Targeted tracer fate association study

PC-3 cells (2 × 106) maintained in RPMI medium supplemented with 10% FBS were seeded into 100 mm dishes in triplicate in glucose-free RPMI (Gibco) supplemented with 10% FBS containing 3 mM [1,2-13C2]-D-glucose tracer and 3 mM glucose (Sigma, St. Louis, MO, USA), in the presence or absence of 100 mM methotrexate. Cells were placed into a 37 °C incubator with 5% CO2. Cell pellets were collected after 24 h for analysis. Briefly, culture media was remove, cells were rinsed with 37 °C PBS and then 2 ml 0.25% trypsin-EDTA was added for 3 min or until the cells detached. Cells were spun at 1200 r.p.m. for 5 min. Cell pellets and supernatant (10 ml from each cell line) were frozen at −80 °C in 15 ml tubes.

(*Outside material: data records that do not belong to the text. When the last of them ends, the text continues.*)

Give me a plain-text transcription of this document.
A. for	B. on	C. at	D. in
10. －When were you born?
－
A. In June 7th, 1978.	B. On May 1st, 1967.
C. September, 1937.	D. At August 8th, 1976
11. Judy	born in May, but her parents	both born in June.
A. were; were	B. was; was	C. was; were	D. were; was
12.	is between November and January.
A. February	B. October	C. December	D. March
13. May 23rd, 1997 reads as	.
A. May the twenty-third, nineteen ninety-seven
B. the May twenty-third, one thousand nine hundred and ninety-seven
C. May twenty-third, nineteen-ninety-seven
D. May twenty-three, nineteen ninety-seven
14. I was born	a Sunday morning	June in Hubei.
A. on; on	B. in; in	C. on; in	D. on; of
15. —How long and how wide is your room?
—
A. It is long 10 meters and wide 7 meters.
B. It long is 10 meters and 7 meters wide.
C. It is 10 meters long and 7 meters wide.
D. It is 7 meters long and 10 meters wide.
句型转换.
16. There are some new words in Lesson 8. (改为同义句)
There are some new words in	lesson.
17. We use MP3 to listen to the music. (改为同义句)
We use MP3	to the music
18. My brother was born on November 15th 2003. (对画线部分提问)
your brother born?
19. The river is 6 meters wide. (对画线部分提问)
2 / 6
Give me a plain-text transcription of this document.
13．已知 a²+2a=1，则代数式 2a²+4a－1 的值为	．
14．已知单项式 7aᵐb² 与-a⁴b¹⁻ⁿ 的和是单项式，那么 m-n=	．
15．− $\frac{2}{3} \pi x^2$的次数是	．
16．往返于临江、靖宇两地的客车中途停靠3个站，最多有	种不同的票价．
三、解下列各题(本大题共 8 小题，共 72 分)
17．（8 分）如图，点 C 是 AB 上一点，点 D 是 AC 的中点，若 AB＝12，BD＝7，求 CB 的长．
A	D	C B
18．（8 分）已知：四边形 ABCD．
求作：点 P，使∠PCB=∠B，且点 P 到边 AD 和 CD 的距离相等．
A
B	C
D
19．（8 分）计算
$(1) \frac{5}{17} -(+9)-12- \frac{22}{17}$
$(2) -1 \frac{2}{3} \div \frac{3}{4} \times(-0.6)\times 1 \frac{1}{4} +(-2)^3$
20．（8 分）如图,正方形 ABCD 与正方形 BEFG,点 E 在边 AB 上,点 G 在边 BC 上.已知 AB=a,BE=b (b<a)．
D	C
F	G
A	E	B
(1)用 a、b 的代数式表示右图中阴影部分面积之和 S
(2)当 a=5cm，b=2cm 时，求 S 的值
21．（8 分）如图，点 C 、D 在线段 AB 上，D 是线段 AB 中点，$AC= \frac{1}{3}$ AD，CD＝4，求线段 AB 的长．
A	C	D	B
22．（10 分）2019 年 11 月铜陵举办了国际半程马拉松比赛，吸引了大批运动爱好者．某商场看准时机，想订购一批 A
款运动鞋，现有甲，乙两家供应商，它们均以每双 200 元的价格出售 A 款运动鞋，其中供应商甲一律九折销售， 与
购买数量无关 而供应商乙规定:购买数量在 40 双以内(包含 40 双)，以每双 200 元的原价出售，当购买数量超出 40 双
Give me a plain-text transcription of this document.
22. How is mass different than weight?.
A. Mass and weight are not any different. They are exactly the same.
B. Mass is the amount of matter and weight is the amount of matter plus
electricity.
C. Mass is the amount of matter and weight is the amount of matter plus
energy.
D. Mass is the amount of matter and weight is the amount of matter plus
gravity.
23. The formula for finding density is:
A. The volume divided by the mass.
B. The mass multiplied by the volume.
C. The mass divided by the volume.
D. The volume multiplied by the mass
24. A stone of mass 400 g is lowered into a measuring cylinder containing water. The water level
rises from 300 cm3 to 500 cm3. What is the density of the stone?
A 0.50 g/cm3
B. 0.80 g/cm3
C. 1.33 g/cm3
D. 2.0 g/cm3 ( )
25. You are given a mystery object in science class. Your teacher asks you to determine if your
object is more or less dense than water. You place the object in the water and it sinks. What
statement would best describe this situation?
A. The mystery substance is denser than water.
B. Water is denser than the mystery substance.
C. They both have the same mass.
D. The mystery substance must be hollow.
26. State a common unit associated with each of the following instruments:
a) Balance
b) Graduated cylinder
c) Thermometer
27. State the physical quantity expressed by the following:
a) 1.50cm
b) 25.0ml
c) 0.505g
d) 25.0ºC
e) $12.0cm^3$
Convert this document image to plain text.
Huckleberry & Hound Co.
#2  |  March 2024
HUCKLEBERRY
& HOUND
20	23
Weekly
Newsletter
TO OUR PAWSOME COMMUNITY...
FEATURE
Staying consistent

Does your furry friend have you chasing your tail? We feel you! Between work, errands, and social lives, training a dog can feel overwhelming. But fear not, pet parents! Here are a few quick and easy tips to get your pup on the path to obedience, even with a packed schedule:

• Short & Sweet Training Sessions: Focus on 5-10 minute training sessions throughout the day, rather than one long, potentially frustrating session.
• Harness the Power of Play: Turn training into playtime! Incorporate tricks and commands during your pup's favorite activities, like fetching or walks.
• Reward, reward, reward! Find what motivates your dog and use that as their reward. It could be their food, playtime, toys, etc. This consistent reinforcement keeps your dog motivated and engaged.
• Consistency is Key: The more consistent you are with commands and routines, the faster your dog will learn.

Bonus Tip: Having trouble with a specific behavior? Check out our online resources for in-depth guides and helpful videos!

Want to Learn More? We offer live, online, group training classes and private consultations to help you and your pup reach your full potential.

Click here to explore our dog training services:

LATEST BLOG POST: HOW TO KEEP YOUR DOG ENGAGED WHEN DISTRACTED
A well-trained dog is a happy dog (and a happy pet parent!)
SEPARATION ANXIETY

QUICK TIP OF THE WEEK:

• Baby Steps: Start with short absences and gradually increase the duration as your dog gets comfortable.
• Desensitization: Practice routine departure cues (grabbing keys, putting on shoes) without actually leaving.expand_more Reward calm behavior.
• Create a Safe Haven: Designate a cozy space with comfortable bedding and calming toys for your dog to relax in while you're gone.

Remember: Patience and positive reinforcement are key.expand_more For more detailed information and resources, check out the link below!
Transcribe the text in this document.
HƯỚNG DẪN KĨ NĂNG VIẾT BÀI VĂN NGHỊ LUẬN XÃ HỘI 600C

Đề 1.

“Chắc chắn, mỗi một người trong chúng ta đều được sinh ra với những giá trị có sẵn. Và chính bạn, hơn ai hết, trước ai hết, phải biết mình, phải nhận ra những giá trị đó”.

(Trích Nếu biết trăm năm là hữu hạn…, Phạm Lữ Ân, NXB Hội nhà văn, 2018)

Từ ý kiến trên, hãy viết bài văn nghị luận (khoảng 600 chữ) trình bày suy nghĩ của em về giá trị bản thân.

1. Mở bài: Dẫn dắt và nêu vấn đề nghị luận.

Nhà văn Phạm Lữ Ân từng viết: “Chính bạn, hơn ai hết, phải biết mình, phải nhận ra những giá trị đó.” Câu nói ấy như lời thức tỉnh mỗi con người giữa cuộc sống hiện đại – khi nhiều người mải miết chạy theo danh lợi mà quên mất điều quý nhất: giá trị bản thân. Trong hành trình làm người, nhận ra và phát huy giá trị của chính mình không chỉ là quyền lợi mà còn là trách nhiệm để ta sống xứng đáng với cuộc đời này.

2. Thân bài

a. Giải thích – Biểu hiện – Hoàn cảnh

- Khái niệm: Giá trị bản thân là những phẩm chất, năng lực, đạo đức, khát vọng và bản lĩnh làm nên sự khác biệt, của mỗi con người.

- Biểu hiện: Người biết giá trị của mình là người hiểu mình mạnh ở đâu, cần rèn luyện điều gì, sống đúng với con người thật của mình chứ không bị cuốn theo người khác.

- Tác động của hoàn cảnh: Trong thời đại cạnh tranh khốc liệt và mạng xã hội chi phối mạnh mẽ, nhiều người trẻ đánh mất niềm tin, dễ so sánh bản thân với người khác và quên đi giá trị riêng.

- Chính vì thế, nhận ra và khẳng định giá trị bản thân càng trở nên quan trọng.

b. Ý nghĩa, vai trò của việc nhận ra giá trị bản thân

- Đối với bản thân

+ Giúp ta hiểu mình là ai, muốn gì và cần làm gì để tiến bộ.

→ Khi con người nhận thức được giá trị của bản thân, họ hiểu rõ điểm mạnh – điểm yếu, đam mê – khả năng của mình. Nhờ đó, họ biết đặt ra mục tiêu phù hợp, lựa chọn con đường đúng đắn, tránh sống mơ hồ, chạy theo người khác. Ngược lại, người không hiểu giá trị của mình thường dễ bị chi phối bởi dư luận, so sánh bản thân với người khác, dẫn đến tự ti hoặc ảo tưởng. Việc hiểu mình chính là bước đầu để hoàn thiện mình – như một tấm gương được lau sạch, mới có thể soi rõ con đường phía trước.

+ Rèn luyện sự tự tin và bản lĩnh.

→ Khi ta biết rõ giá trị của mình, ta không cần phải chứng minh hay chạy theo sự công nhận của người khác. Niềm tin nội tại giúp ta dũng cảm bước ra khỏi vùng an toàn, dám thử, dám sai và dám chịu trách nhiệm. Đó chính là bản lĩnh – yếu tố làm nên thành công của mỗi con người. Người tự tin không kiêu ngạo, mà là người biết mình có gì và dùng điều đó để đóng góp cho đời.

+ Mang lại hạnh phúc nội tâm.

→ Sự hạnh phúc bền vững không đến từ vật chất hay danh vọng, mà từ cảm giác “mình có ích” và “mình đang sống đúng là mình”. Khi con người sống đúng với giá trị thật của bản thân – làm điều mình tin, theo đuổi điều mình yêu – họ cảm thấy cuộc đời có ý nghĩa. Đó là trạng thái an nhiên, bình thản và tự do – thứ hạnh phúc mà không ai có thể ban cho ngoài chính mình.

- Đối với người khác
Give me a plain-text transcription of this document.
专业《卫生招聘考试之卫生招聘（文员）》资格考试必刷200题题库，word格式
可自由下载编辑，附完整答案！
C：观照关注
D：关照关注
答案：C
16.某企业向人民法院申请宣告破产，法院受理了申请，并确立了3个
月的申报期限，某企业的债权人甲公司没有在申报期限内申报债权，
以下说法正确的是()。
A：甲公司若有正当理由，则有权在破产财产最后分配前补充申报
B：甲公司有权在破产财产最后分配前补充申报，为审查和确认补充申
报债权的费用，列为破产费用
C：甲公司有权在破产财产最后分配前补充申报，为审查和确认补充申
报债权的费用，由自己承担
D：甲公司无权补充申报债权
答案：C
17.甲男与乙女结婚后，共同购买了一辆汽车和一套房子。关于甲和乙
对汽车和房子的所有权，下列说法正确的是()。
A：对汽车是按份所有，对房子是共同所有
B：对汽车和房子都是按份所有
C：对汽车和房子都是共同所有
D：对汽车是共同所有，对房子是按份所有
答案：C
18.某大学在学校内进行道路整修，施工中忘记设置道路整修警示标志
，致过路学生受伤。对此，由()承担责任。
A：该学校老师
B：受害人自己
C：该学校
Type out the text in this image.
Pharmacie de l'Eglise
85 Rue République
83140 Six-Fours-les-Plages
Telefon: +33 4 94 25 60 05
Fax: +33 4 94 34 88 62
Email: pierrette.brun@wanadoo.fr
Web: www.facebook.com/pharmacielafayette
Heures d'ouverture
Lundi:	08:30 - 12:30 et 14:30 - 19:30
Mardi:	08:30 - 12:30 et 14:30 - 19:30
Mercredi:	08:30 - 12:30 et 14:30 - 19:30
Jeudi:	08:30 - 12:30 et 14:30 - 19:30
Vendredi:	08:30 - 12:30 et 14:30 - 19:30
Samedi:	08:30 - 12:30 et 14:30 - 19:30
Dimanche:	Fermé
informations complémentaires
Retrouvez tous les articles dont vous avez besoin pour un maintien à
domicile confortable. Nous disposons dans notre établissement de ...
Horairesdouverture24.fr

Flux rates were determined using SiDMAP’s tracer-substrate-based GC–MS targeted tracer fate association EZTopolome platform.58 The analyses include determining associations and their response to MTX treatment via correlations among positional 13C tracer enrichment patterns in multiple intermediary metabolites of glycolysis, glycogen synthesis, tricarboxylic acid cycle, citrate shuttling, fatty acid de novo synthesis, chain elongation and desaturation, gluconeogenesis, carbon exchange in the pentose cycle, glucose-6P-dehydrogenase flux as well as complete glucose oxidation into 13CO2. The retention times and mass-to-charge (m/z) ion clusters of selected ions of cells and culture media metabolites were determined using mass isotopomer distribution analysis (MIDA)59 expressed as net fluxes by subtracting reverse fluxes from forward tracer incorporation patterns via reversible metabolic steps. Results are expressed as peak area. Each experiment was carried out using triplicate cell cultures (a total of 12 samples). Mass spectroscopic analyses were carried out by three independent automatic injections of 1 μl samples by the automatic sampler and accepted only if the standard sample deviation were less than 1% of the normalized peak intensity. For reversible carbon exchange reactions both forward and reverse fluxes were determined and used to calculate net fluxes toward product synthesis.